Les efforts des culturels – enseignement de la langue, groupes de chanteurs, de théâtre, auteurs de grammaires, de dictionnaires, quelques écrivains de talents, animateurs de groupes de paroles, etc. –, ne sauveront pas à eux seuls la langue corse. Leurs efforts sont remarquables. Mais on peut mesurer le chemin à parcourir si on considère que notre langue sera sauvée quand elle sera transmise par la famille et qu’elle aura une utilité dans la vie socio-économique.

La coofficialité s’impose avec l’autonomie, le pouvoir de faire les lois pour encourager la présence du corse dans la société et l’économie. Il faudra que toutes les composantes de la société insulaire soient impliquées, sans brusquer personne, et que chacun ait toute latitude pour y parvenir sans être lésé en quoi que ce soit. C’est dire la tâche qu’incombe à l’ensemble des locuteurs corses : aider et accompagner ceux qui veulent apprendre la langue. Bénévoles ou rémunérés, ils apportent une plus-value de civilisation et de démocratie en défendant leur langue.

 

Les langues disparaissent, non du fait de leur valeur intrinsèque linguistiquement parlant, mais par une classe, un État au pouvoir qui, dominant les autres, n’a pas de crainte pour sa langue. L’exemple de l’anglais illustre, comme dans le passé, la domination de Rome où toute la planète s’était mise au latin. De nos jours, c’est l’anglais, par la grâce des USA qui dominent la vie économique et l’arsenal des bombes atomiques. Demain viendra le tour sans doute de la Chine ?

Quand on défend la langue corse, on n’accepte donc pas la domination d’un colonialisme. On fait œuvre de liberté et de démocratie car il est évident que la Corse n’aura jamais le pouvoir de dominer quelconque des peuples qui l’entourent ou qu’elle aura à connaître. Le côté utilitaire de l’anglais est encouragé par les dirigeants qui tentent de l’introduire au niveau des classes primaires à petites doses certes mais pour que les enfants se familiarisent avec un accent loin du français.

 

Si on veut agir pour sauver la langue corse, la culture, la terre insulaire, tout un peuple en somme, il convient de voir la réalité et la nommer : l’île de Corse et son peuple ont été, et restent, une colonie. Il suffit de survoler les 250 ans de tutelle française pour en être sûr.

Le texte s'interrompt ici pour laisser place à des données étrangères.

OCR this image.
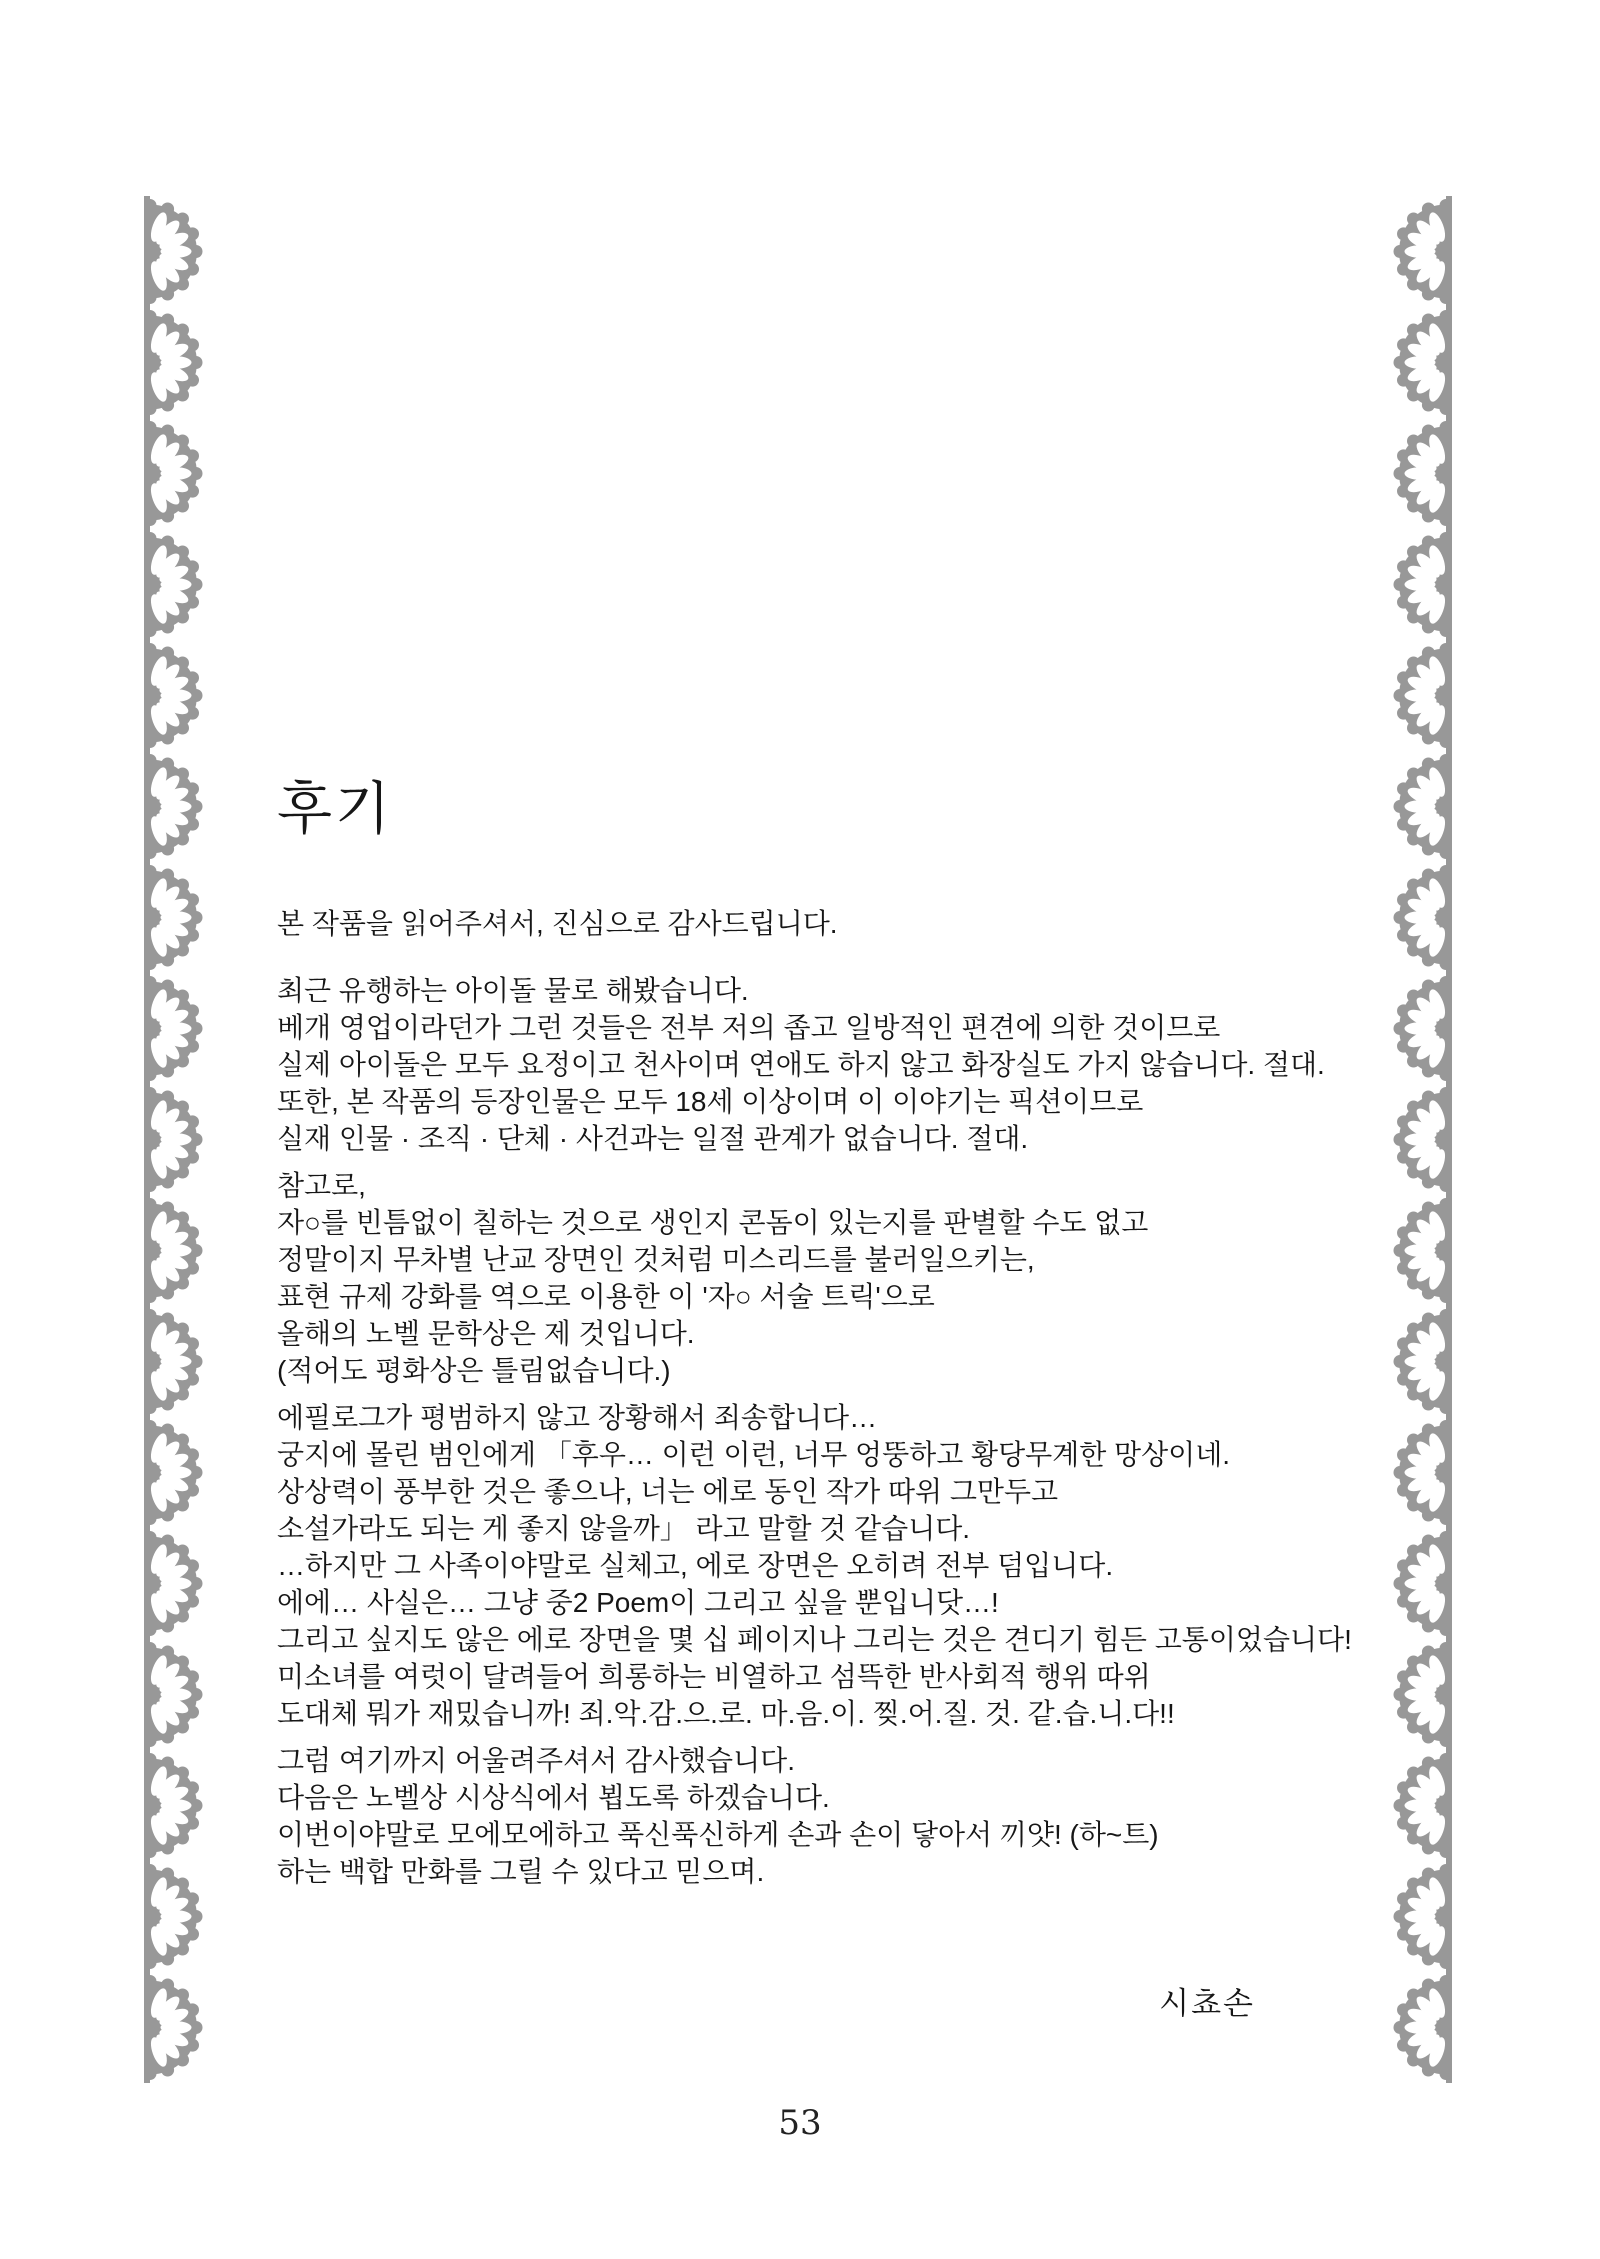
후기
본 작품을 읽어주셔서, 진심으로 감사드립니다.
최근 유행하는 아이돌 물로 해봤습니다.
베개 영업이라던가 그런 것들은 전부 저의 좁고 일방적인 편견에 의한 것이므로
실제 아이돌은 모두 요정이고 천사이며 연애도 하지 않고 화장실도 가지 않습니다. 절대.
또한, 본 작품의 등장인물은 모두 18세 이상이며 이 이야기는 픽션이므로
실재 인물 · 조직 · 단체 · 사건과는 일절 관계가 없습니다. 절대.
참고로,
자○를 빈틈없이 칠하는 것으로 생인지 콘돔이 있는지를 판별할 수도 없고
정말이지 무차별 난교 장면인 것처럼 미스리드를 불러일으키는,
표현 규제 강화를 역으로 이용한 이 '자○ 서술 트릭'으로
올해의 노벨 문학상은 제 것입니다.
(적어도 평화상은 틀림없습니다.)
에필로그가 평범하지 않고 장황해서 죄송합니다…
궁지에 몰린 범인에게 「후우… 이런 이런, 너무 엉뚱하고 황당무계한 망상이네.
상상력이 풍부한 것은 좋으나, 너는 에로 동인 작가 따위 그만두고
소설가라도 되는 게 좋지 않을까」 라고 말할 것 같습니다.
…하지만 그 사족이야말로 실체고, 에로 장면은 오히려 전부 덤입니다.
에에… 사실은… 그냥 중2 Poem이 그리고 싶을 뿐입니닷…!
그리고 싶지도 않은 에로 장면을 몇 십 페이지나 그리는 것은 견디기 힘든 고통이었습니다!
미소녀를 여럿이 달려들어 희롱하는 비열하고 섬뜩한 반사회적 행위 따위
도대체 뭐가 재밌습니까! 죄.악.감.으.로. 마.음.이. 찢.어.질. 것. 같.습.니.다!!
그럼 여기까지 어울려주셔서 감사했습니다.
다음은 노벨상 시상식에서 뵙도록 하겠습니다.
이번이야말로 모에모에하고 푹신푹신하게 손과 손이 닿아서 끼얏! (하~트)
하는 백합 만화를 그릴 수 있다고 믿으며.
시쵸손
53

Loi Douanière de 1818 â 1913 (95 ans), non développement de l’île, à ajouter la Guerre de 14/18, 12 à 14.000 morts au champ d’honneur, l’île réservoir d’hommes qui se vide. En 1962, il ne reste que 160.000 habitants d’une population vieillissant et dont le peu de jeunes continue de partir. Premier apport extérieur : 18.000 Pieds Noirs fuyant l’Algérie recasés par la Somivac au détriment de jeunes agriculteurs corses, peu nombreux d’ailleurs !

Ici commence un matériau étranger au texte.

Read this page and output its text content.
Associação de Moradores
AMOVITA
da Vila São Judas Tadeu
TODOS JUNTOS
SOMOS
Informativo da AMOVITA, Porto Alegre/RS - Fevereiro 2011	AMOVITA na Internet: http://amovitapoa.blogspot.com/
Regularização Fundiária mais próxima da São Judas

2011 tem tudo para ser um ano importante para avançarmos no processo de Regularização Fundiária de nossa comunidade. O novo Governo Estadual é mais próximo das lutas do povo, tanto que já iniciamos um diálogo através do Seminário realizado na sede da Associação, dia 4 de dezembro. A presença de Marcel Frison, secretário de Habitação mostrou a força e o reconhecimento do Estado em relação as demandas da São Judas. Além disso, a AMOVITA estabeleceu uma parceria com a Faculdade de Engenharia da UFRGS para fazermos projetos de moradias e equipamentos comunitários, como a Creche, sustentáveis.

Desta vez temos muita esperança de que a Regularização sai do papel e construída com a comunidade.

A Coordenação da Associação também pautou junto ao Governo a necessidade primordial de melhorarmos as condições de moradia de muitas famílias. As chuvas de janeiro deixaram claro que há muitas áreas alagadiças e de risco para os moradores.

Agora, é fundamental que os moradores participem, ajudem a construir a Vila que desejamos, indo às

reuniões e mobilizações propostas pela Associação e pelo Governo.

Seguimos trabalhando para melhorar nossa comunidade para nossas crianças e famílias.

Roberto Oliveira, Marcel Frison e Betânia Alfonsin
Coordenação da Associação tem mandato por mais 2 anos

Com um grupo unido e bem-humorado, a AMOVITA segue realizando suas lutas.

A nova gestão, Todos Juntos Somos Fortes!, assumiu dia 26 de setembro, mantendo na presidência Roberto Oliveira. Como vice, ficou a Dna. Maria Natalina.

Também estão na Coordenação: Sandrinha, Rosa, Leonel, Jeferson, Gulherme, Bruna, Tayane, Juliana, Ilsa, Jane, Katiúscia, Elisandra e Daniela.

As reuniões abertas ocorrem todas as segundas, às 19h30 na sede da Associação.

En 1970/71, un plan de 15 ans (de 1971 à 1984) – dit Schéma d’aménagement de la corse – est voté en Conseil des ministres. Il est une des propositions du rapport de l’Hudson Institute commandité par la Datar et qui devait rester secret. Or l’ARC a eu ce rapport et le divulgue. Levée générale de tous les insulaires car il est la preuve que la Datar n’a retenu que la préconisation la plus mauvaise, celle qui accélérait la fin du peuple corse par une noyade de 250.000 lits pour le tourisme à développer en 15 ans et la venue de 70.000 saisonniers pour encadrer ce lancement.

Il semblait abandonné car les autorités n’en parlaient plus. Or, il est à l’œuvre de nos jours. Les chiffres l’attestent. Plus de 97% de tout ce que nous consommons est importé de l’extérieur, avec l’aide de la DSP (ex-enveloppe de la continuité territoriale).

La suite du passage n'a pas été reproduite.